With 3/4 of a mile to go we came out of the woods and began to run down the power lines. In the distance I could now see Ryan Cararra and Mark Miller fighting it out for the lead, Erik Nedeau solidly in 3rd place, Justin Fyffe in 4th, Josh Ferenc in 5th, and surprisingly Greg Hammett a lot closer to me than I thought in 6th. We had made up a lot of ground on him on the steep downhills. The power lines featured lots of rolling ups and downs where one could accelerate, which is what I did. I wanted to catch Greg, and I was going to lay it all on the line to do so. Todd had his sights set on me and shot past me on one of the short ups. I then passed him on the next down. This cat and mouse game went on for half a mile as we switched positions and pushed each other along.
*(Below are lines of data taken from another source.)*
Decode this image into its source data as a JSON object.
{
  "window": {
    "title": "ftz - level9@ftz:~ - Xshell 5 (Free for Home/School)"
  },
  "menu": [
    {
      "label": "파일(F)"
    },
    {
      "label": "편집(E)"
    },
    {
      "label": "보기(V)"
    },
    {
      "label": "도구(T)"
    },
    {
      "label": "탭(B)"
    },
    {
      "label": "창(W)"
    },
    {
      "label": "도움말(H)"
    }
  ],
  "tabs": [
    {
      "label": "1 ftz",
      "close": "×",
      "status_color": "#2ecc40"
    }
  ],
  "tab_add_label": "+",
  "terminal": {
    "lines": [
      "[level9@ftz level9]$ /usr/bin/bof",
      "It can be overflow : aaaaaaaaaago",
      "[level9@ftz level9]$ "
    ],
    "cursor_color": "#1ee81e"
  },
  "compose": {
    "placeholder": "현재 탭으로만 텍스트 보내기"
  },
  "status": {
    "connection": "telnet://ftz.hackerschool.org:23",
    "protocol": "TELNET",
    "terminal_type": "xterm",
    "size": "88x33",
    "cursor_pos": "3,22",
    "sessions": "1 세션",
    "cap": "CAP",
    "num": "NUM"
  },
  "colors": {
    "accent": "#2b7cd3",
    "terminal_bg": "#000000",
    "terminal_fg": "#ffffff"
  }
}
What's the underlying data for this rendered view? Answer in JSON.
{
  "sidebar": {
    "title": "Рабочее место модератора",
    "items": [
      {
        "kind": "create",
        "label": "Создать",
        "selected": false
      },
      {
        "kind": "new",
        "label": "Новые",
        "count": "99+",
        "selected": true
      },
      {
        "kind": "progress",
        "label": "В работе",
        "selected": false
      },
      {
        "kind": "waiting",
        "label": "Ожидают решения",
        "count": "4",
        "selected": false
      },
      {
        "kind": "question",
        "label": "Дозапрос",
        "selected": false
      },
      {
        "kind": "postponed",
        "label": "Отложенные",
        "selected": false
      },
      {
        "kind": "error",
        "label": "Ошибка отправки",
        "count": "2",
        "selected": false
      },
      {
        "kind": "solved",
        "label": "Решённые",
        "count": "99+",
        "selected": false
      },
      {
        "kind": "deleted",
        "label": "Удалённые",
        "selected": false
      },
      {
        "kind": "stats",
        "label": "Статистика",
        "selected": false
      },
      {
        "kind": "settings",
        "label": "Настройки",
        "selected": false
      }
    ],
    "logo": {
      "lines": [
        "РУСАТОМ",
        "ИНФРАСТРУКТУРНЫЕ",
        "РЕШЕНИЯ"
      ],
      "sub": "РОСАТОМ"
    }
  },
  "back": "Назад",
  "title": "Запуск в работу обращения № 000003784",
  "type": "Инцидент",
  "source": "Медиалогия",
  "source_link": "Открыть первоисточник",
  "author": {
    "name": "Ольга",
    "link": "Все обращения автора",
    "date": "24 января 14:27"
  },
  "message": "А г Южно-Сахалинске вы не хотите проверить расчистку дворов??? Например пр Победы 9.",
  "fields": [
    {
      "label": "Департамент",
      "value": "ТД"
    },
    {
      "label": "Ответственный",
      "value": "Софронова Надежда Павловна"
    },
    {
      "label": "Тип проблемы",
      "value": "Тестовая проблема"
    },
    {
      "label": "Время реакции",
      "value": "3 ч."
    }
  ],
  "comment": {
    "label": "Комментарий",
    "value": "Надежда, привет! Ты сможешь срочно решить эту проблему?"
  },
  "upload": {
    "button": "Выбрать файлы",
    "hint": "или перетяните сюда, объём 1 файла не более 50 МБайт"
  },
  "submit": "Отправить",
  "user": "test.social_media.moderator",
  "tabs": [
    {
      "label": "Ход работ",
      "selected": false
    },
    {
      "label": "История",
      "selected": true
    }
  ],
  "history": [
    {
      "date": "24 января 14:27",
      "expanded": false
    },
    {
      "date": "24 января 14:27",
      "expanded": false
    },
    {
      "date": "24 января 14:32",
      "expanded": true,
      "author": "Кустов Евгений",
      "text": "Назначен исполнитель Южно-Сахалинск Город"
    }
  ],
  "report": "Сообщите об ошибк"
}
When we hit 6 miles we were at the bottom of a steep hill that rose some 30+ feet. From my memory of the course the day before, this was the final uphill before the gradual downhill to the finish. I was determined to catch Greg, so I rocketed up the hill leaving Todd quickly behind. I moved within 10 yards of Greg as I summited the hill, but I was not greeted with a friendly view from the top. One hundred meters away lie the last hill of the race, and it was longer and steeper than the hill I had just spent my last drops of glycogen on. I was broken. My pace slowed, my stomach turned, and my legs wobbled. Todd quickly caught me and moved by. Greg was moving farther ahead now as well, and my chances of reeling him in were gone. I crested the hill and did my best to keep a strong pace to the line. Somehow I managed to stay within 3 seconds of Todd at the finish. I crossed in 8th place in a time of 38:25. More importantly, I had won the title of New England Trail Running Champion in the Master’s division and as Dave Dumham informed me a bit later, I had broken the master’s course record by an amazing 57 seconds. I can’t wait to see what I can do on fresh legs at the National Championships on Mt. Washington.